Though literary fiction is my preferred genre for reading, I find that I enjoy getting under my reading lamp with a piece of non-fiction occasionally.
It may be just your cup of tea, but if you give me a factual book on nuclear physics, I wouldn’t make it past the introduction. Ditto for books on Aristotelian philosophy or Burmese history. But if I read non-fiction in my area of interest, I can read it with pleasure.
So I would suggest that approach for you— read non-fiction in your area of interest, and you’ll get through it easily because you’ll already know something about the subject and have a bit of background. We read most easily about those things we already know.
One of my specific areas of interest is World War II. Though I was born when it was over, it was “The War” people still talked about as I grew up. Most of the men I knew as a child had been to “the war.” My dad and I watched Victory at Sea, about the war in the Pacific, on TV, and we kids played war games happily, though I think we’d get sent to counseling to correct that tendency today.
Two boys I knew lived across the street from my school, and I would sometimes see them leading their father around their yard to get some sun. He had been blinded by an explosion in “the war.” That scene brought the war to life for me.
So I had always wanted to read The Rise and Fall of the Third Reich, William Shirer’s hallmark history of Hitler, Nazism, and the German assault against all Europe that was planned to reach around the whole world.
I admit to being intimidated at first by its 1,280 pages, but, as with the 1300+ page Albion’s Seed that I reviewed last week, once I started Shirer’s massive book, I was hooked and excited each time I picked it up to continue reading, and if you’re already interested in the that war, I believe it will interest you in the same way.
William Shirer writes not as a scholar but as a journalist who first went to Germany in 1925, began writing and broadcasting events there for American radio in 1925 and reported the actual “rise” of Hitler’s dream empire, or reich until he was forced out by the Germans for exposing the evils of the regime to the West. Because of their passion for record keeping, the Nazis left mountains of documentation of what they believed would result in world domination, and it took Shirer years to wade through it and publish his world bestseller in 1960.

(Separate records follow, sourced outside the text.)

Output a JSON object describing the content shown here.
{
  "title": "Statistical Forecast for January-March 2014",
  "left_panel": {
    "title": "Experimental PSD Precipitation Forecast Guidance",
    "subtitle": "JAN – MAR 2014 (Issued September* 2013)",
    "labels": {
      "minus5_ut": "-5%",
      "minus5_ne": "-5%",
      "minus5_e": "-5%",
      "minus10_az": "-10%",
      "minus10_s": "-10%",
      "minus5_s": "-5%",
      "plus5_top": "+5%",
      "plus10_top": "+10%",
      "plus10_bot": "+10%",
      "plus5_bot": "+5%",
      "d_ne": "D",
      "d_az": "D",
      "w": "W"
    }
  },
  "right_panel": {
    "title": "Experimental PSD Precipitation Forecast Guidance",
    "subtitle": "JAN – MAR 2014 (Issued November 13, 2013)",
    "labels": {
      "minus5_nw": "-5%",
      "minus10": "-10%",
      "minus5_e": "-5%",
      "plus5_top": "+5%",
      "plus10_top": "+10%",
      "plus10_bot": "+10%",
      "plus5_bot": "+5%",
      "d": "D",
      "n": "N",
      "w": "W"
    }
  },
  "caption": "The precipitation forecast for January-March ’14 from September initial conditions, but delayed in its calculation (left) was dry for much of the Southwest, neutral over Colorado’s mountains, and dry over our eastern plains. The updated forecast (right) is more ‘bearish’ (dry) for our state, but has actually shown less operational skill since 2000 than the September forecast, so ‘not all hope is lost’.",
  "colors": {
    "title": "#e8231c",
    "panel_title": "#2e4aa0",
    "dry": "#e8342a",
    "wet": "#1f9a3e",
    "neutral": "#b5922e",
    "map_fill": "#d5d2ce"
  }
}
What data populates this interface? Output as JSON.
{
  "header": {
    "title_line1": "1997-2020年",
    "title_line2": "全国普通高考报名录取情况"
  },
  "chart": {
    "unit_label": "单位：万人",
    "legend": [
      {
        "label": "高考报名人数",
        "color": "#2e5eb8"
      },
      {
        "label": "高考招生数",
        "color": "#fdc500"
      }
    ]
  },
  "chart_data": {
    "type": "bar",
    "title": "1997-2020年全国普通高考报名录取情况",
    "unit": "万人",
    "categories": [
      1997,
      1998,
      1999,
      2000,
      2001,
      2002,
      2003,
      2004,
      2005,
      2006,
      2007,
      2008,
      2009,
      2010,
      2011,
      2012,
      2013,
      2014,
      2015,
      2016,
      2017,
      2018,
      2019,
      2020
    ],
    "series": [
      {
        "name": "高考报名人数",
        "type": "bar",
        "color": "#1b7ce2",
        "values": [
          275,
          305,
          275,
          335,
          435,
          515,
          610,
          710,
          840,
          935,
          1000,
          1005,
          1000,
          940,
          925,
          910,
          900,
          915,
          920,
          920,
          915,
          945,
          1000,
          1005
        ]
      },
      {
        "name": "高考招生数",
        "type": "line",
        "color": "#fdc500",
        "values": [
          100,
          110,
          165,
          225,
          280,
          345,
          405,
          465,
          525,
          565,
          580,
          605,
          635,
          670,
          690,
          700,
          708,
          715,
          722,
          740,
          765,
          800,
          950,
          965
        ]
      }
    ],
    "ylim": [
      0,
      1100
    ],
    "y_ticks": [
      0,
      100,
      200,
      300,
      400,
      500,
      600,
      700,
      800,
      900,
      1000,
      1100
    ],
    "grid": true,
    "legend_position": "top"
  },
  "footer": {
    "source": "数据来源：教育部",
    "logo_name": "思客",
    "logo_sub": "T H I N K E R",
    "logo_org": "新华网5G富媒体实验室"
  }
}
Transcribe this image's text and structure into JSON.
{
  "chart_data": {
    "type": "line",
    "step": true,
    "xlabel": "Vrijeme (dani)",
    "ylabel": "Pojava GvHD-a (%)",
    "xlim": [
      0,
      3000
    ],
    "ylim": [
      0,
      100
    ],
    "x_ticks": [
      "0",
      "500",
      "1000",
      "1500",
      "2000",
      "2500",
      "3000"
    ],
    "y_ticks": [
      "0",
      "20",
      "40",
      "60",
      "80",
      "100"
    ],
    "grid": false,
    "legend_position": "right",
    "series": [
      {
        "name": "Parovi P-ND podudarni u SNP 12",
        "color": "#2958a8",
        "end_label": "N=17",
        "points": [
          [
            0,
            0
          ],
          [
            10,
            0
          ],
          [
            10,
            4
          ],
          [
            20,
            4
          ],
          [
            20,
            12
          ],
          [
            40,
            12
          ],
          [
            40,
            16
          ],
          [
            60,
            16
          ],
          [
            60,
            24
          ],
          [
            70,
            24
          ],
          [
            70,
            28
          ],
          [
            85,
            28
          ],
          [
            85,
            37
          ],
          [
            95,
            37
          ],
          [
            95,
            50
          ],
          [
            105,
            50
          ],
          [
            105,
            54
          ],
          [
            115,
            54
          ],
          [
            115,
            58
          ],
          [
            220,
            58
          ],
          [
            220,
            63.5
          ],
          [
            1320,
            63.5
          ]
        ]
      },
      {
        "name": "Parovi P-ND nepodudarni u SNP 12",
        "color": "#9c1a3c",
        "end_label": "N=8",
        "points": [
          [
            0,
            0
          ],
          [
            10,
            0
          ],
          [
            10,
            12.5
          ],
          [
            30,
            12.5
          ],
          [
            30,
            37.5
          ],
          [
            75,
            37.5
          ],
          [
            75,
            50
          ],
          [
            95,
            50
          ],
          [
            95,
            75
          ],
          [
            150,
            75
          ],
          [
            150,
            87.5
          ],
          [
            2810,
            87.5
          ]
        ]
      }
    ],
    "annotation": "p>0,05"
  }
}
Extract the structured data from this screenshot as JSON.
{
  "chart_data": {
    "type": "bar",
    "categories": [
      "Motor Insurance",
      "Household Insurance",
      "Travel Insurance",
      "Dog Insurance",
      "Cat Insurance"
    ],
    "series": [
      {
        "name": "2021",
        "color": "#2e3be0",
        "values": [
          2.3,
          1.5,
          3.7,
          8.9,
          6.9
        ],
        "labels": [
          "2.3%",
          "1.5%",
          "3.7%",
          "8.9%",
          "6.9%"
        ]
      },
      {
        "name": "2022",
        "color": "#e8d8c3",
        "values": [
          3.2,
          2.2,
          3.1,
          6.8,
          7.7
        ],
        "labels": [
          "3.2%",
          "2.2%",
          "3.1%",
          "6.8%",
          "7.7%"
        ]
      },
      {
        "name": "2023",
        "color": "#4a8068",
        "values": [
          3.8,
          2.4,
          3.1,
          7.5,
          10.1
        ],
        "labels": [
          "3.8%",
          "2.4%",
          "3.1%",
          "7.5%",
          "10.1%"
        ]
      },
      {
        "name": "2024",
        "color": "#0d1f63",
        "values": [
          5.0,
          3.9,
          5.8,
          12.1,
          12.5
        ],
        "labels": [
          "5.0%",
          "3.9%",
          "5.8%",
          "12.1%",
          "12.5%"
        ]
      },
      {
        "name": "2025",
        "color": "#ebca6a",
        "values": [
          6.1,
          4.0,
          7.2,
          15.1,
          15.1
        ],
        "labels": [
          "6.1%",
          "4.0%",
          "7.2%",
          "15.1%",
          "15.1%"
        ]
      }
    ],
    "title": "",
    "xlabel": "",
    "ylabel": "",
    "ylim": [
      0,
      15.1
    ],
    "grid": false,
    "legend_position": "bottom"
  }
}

But because of Shirer’s journalistic style, the facts read like a story, fascinating and compelling, rather than a dry scholarly re-telling of events.
Shirer begins with the end of World War I and the punitive conditions under which Germany was forced to live after the armistice, though they had brought those conditions upon themselves by attacking Europe. Those conditions, however, gave Adolf Hitler an excuse to aggravate German resentment against the rest of the world and use it to lead them into another great war that would right the “wrongs done to Germany.
Shirer traces the key objectives which Hitler propagated and brainwashed the Germans to accept.
The first of these objectives was racial purity and supremacy. The Nazis taught that the Aryan (Germanic) race was superior and that it was therefore proper that they eliminate the unfit and other racial groups such as gypsies, Poles and Jews, which led ultimately to the Holocaust.
Other objectives for Germany resulted from that idea of racial purity: Lebensraum, or “room to live,” which meant that being the Master Race, Germany had the right to expand its territory by invading and annexing other nations like Austria; rejection of democracy, based on the fact that Hitler alone could get Germany to its manifest destiny so no other input was needed and no dissension allowed; and finally, cultural indoctrination, in which the Nazis controlled education, media and arts to shape public opinion, glorify themselves and destroy the Jews, whom Hitler gave to the Germans as a scapegoat for all their problems.
The later sections of the book describe the reasons for the fall of the reich, including fierce military resistance by the rest of the world, the growing resentment of his own military leaders against Hitler, and the deteriorating mental state of the Fuhrer himself.
This war chronicle is well worth the time you will put into it. If you have any interest in this dark period of history, take on The Rise and Fall of the Third Reich.
But buy your own copy. It’s going to take you awhile to finish.